The mining audience has utterly dominated the sales of the Radeon RX Vega GPU cards. No matter where you turn it is impossible to be unaware of some insane systems set up to mine the most amount of whichever pseudo-currency is the best at that particular moment, and those systems require a large amount of the Vega GPUs to handle their compute tasks. Thus the Vega cards are nearly literally flying off the shelves. No sooner does a new shipment arrive than they are sold. Thousands of cards on a weekly basis. All good if you happen to be the owner of the AMD factory, or a partner manufacturing operation, but how does that affect this particular review of this particular model?
The review business is a symbiotic one. By lending us a product for review companies put a lot of faith into their design teams ability to produce a product which is capable of shining amongst some stiff competition, whilst also putting faith into our ability to test it fairly and give you the low down on the plus and minuses of each item so you can make an informed purchasing decision.
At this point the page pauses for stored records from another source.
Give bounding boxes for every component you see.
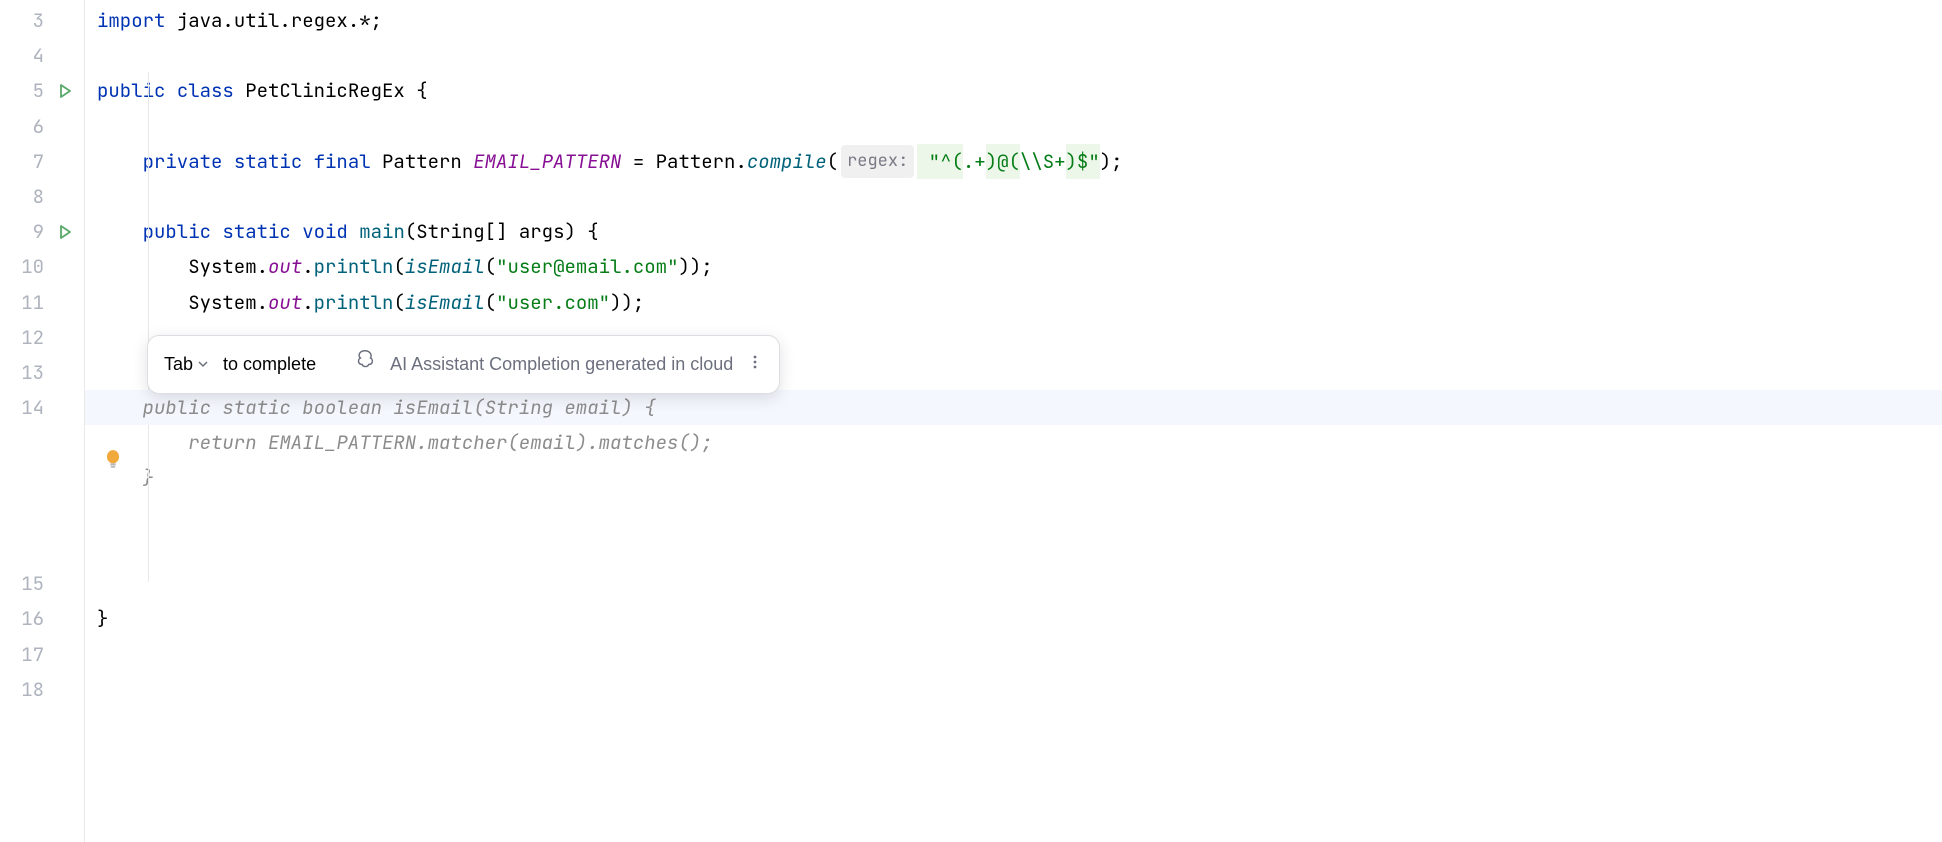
line-number: 13 (21, 355, 44, 390)
code-line[interactable] (97, 179, 1942, 214)
line-number: 12 (21, 320, 44, 355)
gutter-line[interactable]: 5 (0, 73, 84, 108)
code-line[interactable]: import java.util.regex.*; (97, 3, 1942, 38)
line-number: 16 (21, 601, 44, 636)
tab-key-hint[interactable]: Tab (164, 348, 209, 381)
code-line[interactable] (97, 38, 1942, 73)
line-number: 6 (33, 109, 44, 144)
gutter-line[interactable]: 4 (0, 38, 84, 73)
code-line[interactable] (97, 109, 1942, 144)
code-line[interactable] (97, 496, 1942, 531)
line-number: 7 (33, 144, 44, 179)
gutter-line[interactable]: 3 (0, 3, 84, 38)
ai-completion-label: AI Assistant Completion generated in clo… (390, 348, 733, 381)
brace: } (97, 601, 108, 636)
param-hint: regex: (841, 145, 914, 178)
line-number: 18 (21, 672, 44, 707)
code-text: java.util.regex.*; (177, 3, 382, 38)
gutter-line[interactable]: 7 (0, 144, 84, 179)
field: out (268, 249, 302, 284)
code-line[interactable]: public static void main(String[] args) { (97, 214, 1942, 249)
line-number: 10 (21, 249, 44, 284)
line-number: 8 (33, 179, 44, 214)
code-line[interactable]: } (97, 460, 1942, 495)
gutter-line[interactable]: 15 (0, 566, 84, 601)
code-line[interactable]: private static final Pattern EMAIL_PATTE… (97, 144, 1942, 179)
method: compile (747, 144, 827, 179)
gutter-line[interactable]: 11 (0, 285, 84, 320)
chevron-down-icon[interactable] (197, 348, 209, 381)
ghost-text: public static boolean isEmail(String ema… (143, 390, 656, 425)
code-line[interactable]: } (97, 601, 1942, 636)
line-number: 11 (21, 285, 44, 320)
keyword: static (222, 214, 302, 249)
line-number: 4 (33, 38, 44, 73)
code-line[interactable]: System.out.println(isEmail("user@email.c… (97, 249, 1942, 284)
intention-bulb-icon[interactable] (13, 412, 31, 430)
code-line[interactable] (97, 566, 1942, 601)
method-name: main (359, 214, 405, 249)
line-number: 9 (33, 214, 44, 249)
gutter-line[interactable]: 10 (0, 249, 84, 284)
code-line-current[interactable]: public static boolean isEmail(String ema… (85, 390, 1942, 425)
run-icon[interactable] (56, 82, 74, 100)
gutter-line[interactable]: 16 (0, 601, 84, 636)
line-number: 3 (33, 3, 44, 38)
code-line[interactable]: System.out.println(isEmail("user.com")); (97, 285, 1942, 320)
code-area[interactable]: import java.util.regex.*; public class P… (85, 0, 1942, 842)
gutter-line[interactable]: 9 (0, 214, 84, 249)
line-number: 17 (21, 637, 44, 672)
field: out (268, 285, 302, 320)
field: EMAIL_PATTERN (473, 144, 621, 179)
line-number: 5 (33, 73, 44, 108)
indent-guide (148, 72, 149, 582)
keyword: final (314, 144, 382, 179)
completion-popup: Tab to complete AI Assistant Completion … (147, 335, 780, 394)
class-name: PetClinicRegEx (245, 73, 416, 108)
line-number: 15 (21, 566, 44, 601)
gutter-line[interactable]: 13 (0, 355, 84, 390)
keyword: static (234, 144, 314, 179)
run-icon[interactable] (56, 223, 74, 241)
keyword: class (177, 73, 245, 108)
ai-assistant-icon (354, 348, 376, 381)
gutter-line[interactable]: 8 (0, 179, 84, 214)
code-editor: 3 4 5 6 7 8 9 10 11 12 13 14 15 16 17 18… (0, 0, 1942, 842)
keyword: private (143, 144, 234, 179)
more-icon[interactable] (747, 348, 763, 381)
keyword: public (143, 214, 223, 249)
code-line[interactable] (97, 636, 1942, 671)
gutter-line[interactable]: 17 (0, 637, 84, 672)
gutter-line[interactable]: 12 (0, 320, 84, 355)
keyword: import (97, 3, 177, 38)
type: Pattern (382, 144, 473, 179)
code-line[interactable] (97, 531, 1942, 566)
gutter-line[interactable]: 18 (0, 672, 84, 707)
gutter-line[interactable]: 6 (0, 109, 84, 144)
brace: { (416, 73, 427, 108)
keyword: void (302, 214, 359, 249)
code-line[interactable]: public class PetClinicRegEx { (97, 73, 1942, 108)
to-complete-label: to complete (223, 348, 316, 381)
code-line[interactable]: return EMAIL_PATTERN.matcher(email).matc… (97, 425, 1942, 460)
keyword: public (97, 73, 177, 108)
ghost-text: return EMAIL_PATTERN.matcher(email).matc… (188, 425, 712, 460)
When a piece of hardware does particularly well and gets one of our higher awards then the manufacturer can use our reputation as free advertising, whilst we can use their linkage to get traffic which helps pay the bills and thus carry on bringing you high quality content.
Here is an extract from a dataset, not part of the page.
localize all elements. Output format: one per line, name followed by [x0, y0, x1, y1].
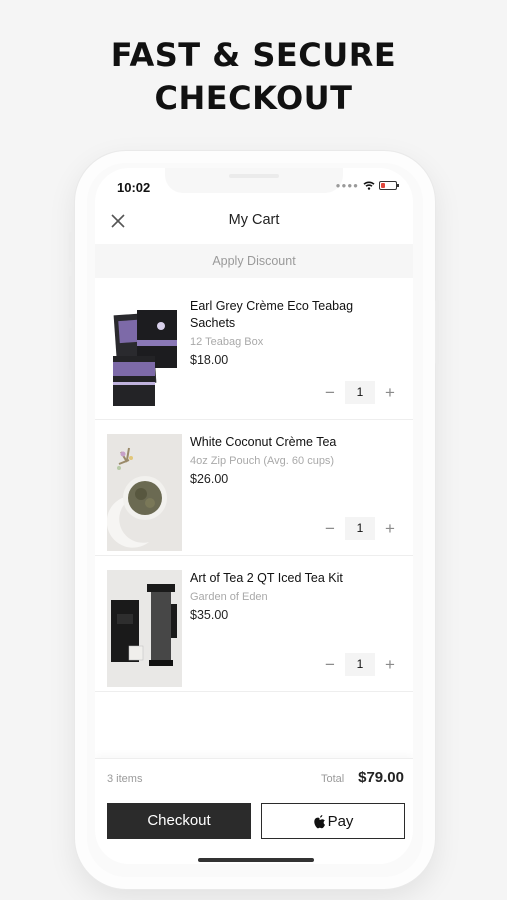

With so few manufacturers needing to advertise the Radeon RX Vega GPU because the mining community means they have no issue at all producing sales but actually struggle to produce enough to sate demand, we have to doff our cap to PowerColor for not only doing something other than designing the simplest possible card to get it out the door, but opening it up to our testing. After all, whilst it is difficult to be unaware of coin mining it isn't impossible, particularly if you look upon it with disdain and so ignore anything that references it. Those people might feel that the Vega architecture has been abandoned such is the paucity of reviews. The PowerColor Nano solves all those issues in one fell swoop.
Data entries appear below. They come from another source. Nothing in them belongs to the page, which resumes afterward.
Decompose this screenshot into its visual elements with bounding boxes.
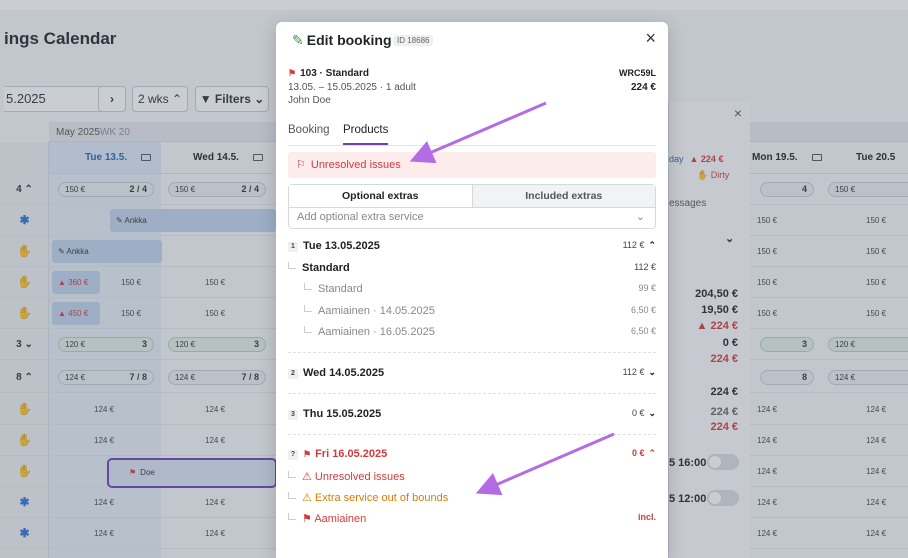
tab-optional-extras[interactable]: Optional extras xyxy=(289,185,472,207)
day-index: 1 xyxy=(288,242,298,252)
add-extra-service-select[interactable]: Add optional extra service ⌄ xyxy=(288,207,656,229)
extras-segmented-control: Optional extras Included extras xyxy=(288,184,656,208)
product-line: Aamiainen · 16.05.2025 6,50 € xyxy=(304,326,656,340)
modal-header: ✎ Edit booking ID 18686 × xyxy=(276,22,668,58)
chevron-down-icon[interactable]: ⌄ xyxy=(648,408,656,418)
day-index: 3 xyxy=(288,410,298,420)
tab-booking[interactable]: Booking xyxy=(288,124,330,136)
tree-connector xyxy=(304,305,312,312)
issue-line: ⚠ Unresolved issues xyxy=(288,470,656,484)
tab-included-extras[interactable]: Included extras xyxy=(471,185,655,207)
pencil-icon: ✎ xyxy=(292,32,304,48)
chevron-up-icon[interactable]: ⌃ xyxy=(648,240,656,250)
tree-connector xyxy=(288,262,296,269)
day-row[interactable]: 2 Wed 14.05.2025 112 € ⌄ xyxy=(288,367,656,385)
day-row[interactable]: 1 Tue 13.05.2025 112 € ⌃ xyxy=(288,240,656,258)
day-label: Wed 14.05.2025 xyxy=(303,367,385,379)
guest-name: John Doe xyxy=(288,95,331,106)
tree-connector xyxy=(288,513,296,520)
issue-line: ⚠ Extra service out of bounds xyxy=(288,491,656,505)
day-amount: 112 € xyxy=(622,367,645,377)
day-amount: 0 € xyxy=(631,448,645,458)
close-button[interactable]: × xyxy=(645,28,656,49)
flag-icon: ⚑ xyxy=(303,449,312,459)
add-extra-placeholder: Add optional extra service xyxy=(297,211,424,223)
warning-icon: ⚠ xyxy=(302,492,315,504)
flag-icon: ⚑ xyxy=(288,68,297,78)
divider xyxy=(288,352,656,353)
day-index: ? xyxy=(288,450,298,460)
booking-code: WRC59L xyxy=(618,68,656,78)
booking-dates: 13.05. – 15.05.2025 · 1 adult xyxy=(288,82,416,93)
tree-connector xyxy=(288,471,296,478)
day-label: Fri 16.05.2025 xyxy=(315,448,388,460)
day-amount: 112 € xyxy=(622,240,645,250)
day-amount: 0 € xyxy=(631,408,645,418)
day-row-issue[interactable]: ? ⚑ Fri 16.05.2025 0 € ⌃ xyxy=(288,448,656,466)
booking-total: 224 € xyxy=(630,82,656,93)
tree-connector xyxy=(304,326,312,333)
tree-connector xyxy=(288,492,296,499)
day-row[interactable]: 3 Thu 15.05.2025 0 € ⌄ xyxy=(288,408,656,426)
divider xyxy=(288,393,656,394)
modal-tabs: Booking Products xyxy=(288,122,656,146)
booking-id-badge: ID 18686 xyxy=(393,35,434,46)
product-line: Standard 99 € xyxy=(304,283,656,297)
product-line: Aamiainen · 14.05.2025 6,50 € xyxy=(304,305,656,319)
edit-booking-modal: ✎ Edit booking ID 18686 × ⚑ 103 · Standard… xyxy=(276,22,668,558)
tab-products[interactable]: Products xyxy=(343,124,389,145)
modal-title: ✎ Edit booking xyxy=(292,32,392,48)
chevron-down-icon: ⌄ xyxy=(635,211,645,223)
tree-connector xyxy=(304,283,312,290)
flag-icon: ⚑ xyxy=(302,513,315,525)
divider xyxy=(288,434,656,435)
product-line: ⚑ Aamiainen incl. xyxy=(288,512,656,526)
day-label: Tue 13.05.2025 xyxy=(303,240,380,252)
flag-outline-icon: ⚐ xyxy=(296,159,306,171)
day-label: Thu 15.05.2025 xyxy=(303,408,382,420)
room-label: ⚑ 103 · Standard xyxy=(288,68,369,79)
warning-icon: ⚠ xyxy=(302,471,315,483)
unresolved-issues-alert: ⚐ Unresolved issues xyxy=(288,152,656,178)
chevron-up-icon[interactable]: ⌃ xyxy=(648,448,656,458)
product-line: Standard 112 € xyxy=(288,262,656,276)
day-index: 2 xyxy=(288,369,298,379)
chevron-down-icon[interactable]: ⌄ xyxy=(648,367,656,377)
It might look fairly simplistic but we got some seriously impressive results from undervolting the card, and indeed managed to obtain a higher level of overclocking performance by undervolting it a little bit first - 100mv - thus cooling the GPU and allowing for higher clock speeds. Okay the card doesn't quite hit some of the heights of the ASUS Strix, but that has a much more serious cooling solution and focus whilst being on a full-size PCB. This is a tiny card, easily capable of fitting in your palm, and yet still can chuck out beefy frame rates in the latest titles at the always popular 1080P resolution. It's quiet enough, fast enough, affordable enough, and perfect if you have a compact system demanding something other than a card which could double as an emergency landing strip.
For that PowerColor should be applauded, and that is why the RX Vega 56 Nano wins our OC3D Innovation award.